The other type of transition is if $$$dp[i][0][j] = dp[i-1][0][k] + \max(0, u[i][j] - u[i][k])$$$. There are two possibilities. One, $$$j = k$$$, which we can process in $$$\mathcal O(1)$$$. Two, $$$j < k$$$, in which case $$$u[i][j] < u[i][k]$$$, and the maximum is just $$$0$$$. So we must need to consider $$$dp[i-1][0][k]$$$ for $$$k > j$$$, which can be done using suffix minimums as we iterate down $$$j$$$. Three, $$$j > k$$$. Then we have to consider the minimums of $$$dp[i][0][k] - u[i][k]$$$ (you can take out the $$$u[i][j]$$$ and add it back in at the end) across all $$$k < j$$$. This can easily be done using a prefix/running minimum as we iterate up $$$j$$$.

Thank you for the contest, I really enjoyed the problemset!

Can anyone explain the Python solution for Tanya's Revenge given in the editorial? gabrielwu 12tqian

Hi,

I may have used a different naming convention in the Python code, but the main idea is the similar as the editorial.
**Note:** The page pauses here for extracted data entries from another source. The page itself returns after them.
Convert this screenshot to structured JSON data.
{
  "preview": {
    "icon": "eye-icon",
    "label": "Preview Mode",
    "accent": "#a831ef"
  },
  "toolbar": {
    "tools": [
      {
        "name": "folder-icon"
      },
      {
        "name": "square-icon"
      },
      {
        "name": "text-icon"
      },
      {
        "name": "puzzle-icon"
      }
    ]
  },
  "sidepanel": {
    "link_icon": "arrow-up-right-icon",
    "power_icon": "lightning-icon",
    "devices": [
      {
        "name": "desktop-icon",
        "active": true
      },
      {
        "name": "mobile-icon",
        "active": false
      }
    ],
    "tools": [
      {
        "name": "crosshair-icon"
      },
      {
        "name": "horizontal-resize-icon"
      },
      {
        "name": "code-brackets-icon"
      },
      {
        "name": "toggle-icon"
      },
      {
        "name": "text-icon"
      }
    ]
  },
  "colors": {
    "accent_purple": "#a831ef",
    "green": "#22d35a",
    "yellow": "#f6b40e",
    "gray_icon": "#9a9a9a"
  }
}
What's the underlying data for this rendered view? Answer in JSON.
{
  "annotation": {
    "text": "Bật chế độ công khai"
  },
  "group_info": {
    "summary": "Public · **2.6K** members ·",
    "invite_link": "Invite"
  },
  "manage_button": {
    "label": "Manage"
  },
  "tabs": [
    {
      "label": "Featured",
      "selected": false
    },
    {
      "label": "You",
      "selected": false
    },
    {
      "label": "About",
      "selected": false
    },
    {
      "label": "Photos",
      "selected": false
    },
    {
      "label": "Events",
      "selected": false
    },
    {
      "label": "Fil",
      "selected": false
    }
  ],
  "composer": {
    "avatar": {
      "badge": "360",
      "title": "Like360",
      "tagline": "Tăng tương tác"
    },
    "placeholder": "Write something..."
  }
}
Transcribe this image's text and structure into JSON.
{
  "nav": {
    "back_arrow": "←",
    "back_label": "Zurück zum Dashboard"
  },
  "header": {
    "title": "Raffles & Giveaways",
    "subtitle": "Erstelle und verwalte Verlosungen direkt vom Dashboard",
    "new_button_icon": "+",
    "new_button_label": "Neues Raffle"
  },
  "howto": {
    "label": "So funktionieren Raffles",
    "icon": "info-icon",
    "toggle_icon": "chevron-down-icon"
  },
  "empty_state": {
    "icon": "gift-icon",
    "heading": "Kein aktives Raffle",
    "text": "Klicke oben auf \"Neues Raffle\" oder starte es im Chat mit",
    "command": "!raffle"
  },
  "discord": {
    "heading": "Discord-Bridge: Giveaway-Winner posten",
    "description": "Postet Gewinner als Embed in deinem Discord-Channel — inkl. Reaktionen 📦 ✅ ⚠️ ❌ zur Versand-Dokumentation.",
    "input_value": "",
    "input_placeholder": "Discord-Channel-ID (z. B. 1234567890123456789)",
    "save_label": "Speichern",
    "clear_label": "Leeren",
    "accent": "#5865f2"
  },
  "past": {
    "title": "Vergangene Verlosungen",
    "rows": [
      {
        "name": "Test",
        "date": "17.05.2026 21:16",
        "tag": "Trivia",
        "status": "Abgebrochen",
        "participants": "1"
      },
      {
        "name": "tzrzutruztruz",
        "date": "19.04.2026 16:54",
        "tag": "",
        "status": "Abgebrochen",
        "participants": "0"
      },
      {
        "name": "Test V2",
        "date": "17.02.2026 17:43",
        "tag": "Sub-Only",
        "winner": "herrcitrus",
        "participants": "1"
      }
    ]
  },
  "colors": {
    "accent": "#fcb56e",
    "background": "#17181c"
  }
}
This was my convention (a "red" node is one that has a battle fort):

Given node u, let up[u][k] represent the maximum number of battle-ready paths there can be which have at least one node in the subtree of u such that

The edge between u and u's parent is directed

up.There are exactly k red nodes

reachable from uthat are ancestors of u.Similarly, down[u][k] represents the maximum number of battle-ready paths there can be which have at least one node in the subtree of u such that

The edge between u and u's parent is directed

down.There are exactly k nodes in total that are ancestors of u and

can reach u.Then the transitions are as follows (let v iterate over all children of u):

If u is red, up[u][k] = k+(sum of max(up[v][

k+1], down[v][1]) )If u is white, up[u][k] = k+(sum of max(up[v][

k][up], down[v][1]) )If u is red, down[u][k] =

k+(sum of max(up[v][1], down[v][k+1]) )If u is white, down[u][k] = (sum over of max(up[v][

0], down[v][k+1]) )I'll leave it to you to prove this recurrence.

Nice! It is somewhat similar, but I think this way thinks about end points differently. It also avoids the knapsack transition, and it is more clearly $$$O(n^2)$$$.